Avez-vous le sentiment que l'EPCR vous fait payer ce passif ?

Non, je ne peux pas l'affirmer, car je n'ai pas d'élément d'appréciation. Mais nous sommes forcés d'avoir un sentiment, une certaine perception, car ça commence à faire beaucoup... Au stade où j'en suis aujourd'hui, je ne suis pas du tout sûr que le RCT se réengagera en Coupe d'Europe. Je verrais avec la LNR comment les choses peuvent se profiler, mais ce n'est plus une compétition qui nous motive.

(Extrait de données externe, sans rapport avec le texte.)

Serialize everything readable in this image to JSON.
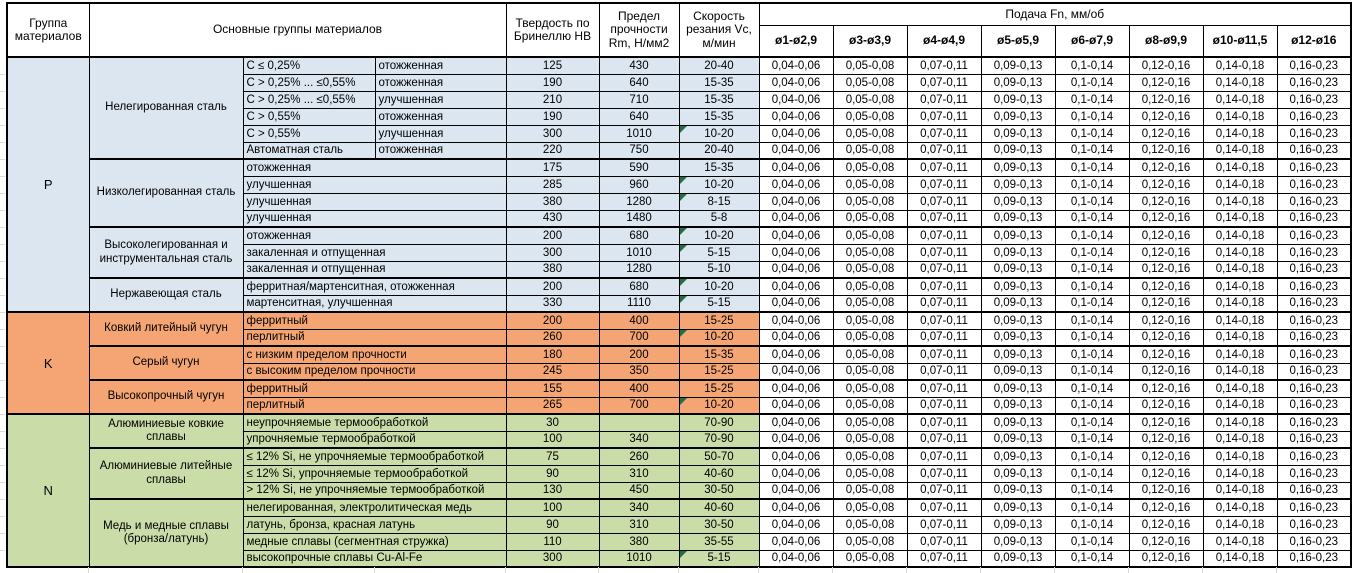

Pour ces différentes raisons. Quand on sait que cet organisme postule à une organisation de Coupe du monde des clubs, il faut qu'il soit ultra-professionnel, qu'il y ait un dialogue avec la LNR et les clubs français à la hauteur de ce que représentent ces clubs. Et je crois que ce n'est pas tout à fait le cas aujourd'hui. Y a-t-il un fond de polémique derrière tout cela ? Forcément, quand vous prenez un coup derrière la tête, vous retournez vers celui qui vous l'a donné, et si vous le reconnaissez, vous lui dites "ça fait deux ou trois fois, ça suffit".

Sergio Parisse a appelé à un mouvement de solidarité de la part des clubs français. Est-ce quelque chose que vous attendez également ?

Je comprends la réaction de Sergio. Tous les joueurs sont furieux, parce que c'est la deuxième fois. Ce genre de situation ne se traite pas dans les heures qui précèdent le match. D'autant plus quand les origines du problème se trouvent plus de deux jours auparavant. Les joueurs sont furieux, mais la demande de Sergio Parisse n'est pas réaliste.

J'ai reçu beaucoup de messages de sympathie de la part de présidents de clubs ou encore du nouveau président de la LNR, mais je ne crois pas qu'il faille leur demander de boycotter la Champions Cup. Il est possible que le RCT le fasse. Mais que l'ensemble des clubs impliqués le fasse, ça me paraît irréaliste.

Dans quel état d'esprit est votre groupe ?

Je pense que l'initiative de Sergio Parisse est personnelle. C'est un garçon qui a beaucoup de personnalité, mais je ne pense pas que ça vienne de l'unanimité du groupe. Boycotter, qu'est-ce que ça veut dire ? Est-ce qu'il appelle à ce que les clubs ne jouent pas leur match du week-end ? Parle-t-il de cette saison ? De la prochaine ? En ce qui concerne le RCT, j'ai cela en tête. Je ne suis pas sûr que l'on se réinscrive.

Je ne suis pas sûr de vouloir continuer dans cette Coupe d'Europe, qui a pourtant couronné (en 2013, 2014 et 2015) le club. Mais avec cette organisation, je ne suis pas sûr que cela nous tente à nouveau. Et les joueurs ont eu à peu près la même réaction que la mienne : ils ont été écoeurés. Complètement. Désormais, nous avons six matchs décisifs pour la qualification en Top14, et on va se consacrer à fond là-dessus. Et je pense qu'on va y parvenir, vous allez voir. La frustration engendre beaucoup d'énergie. Parfois.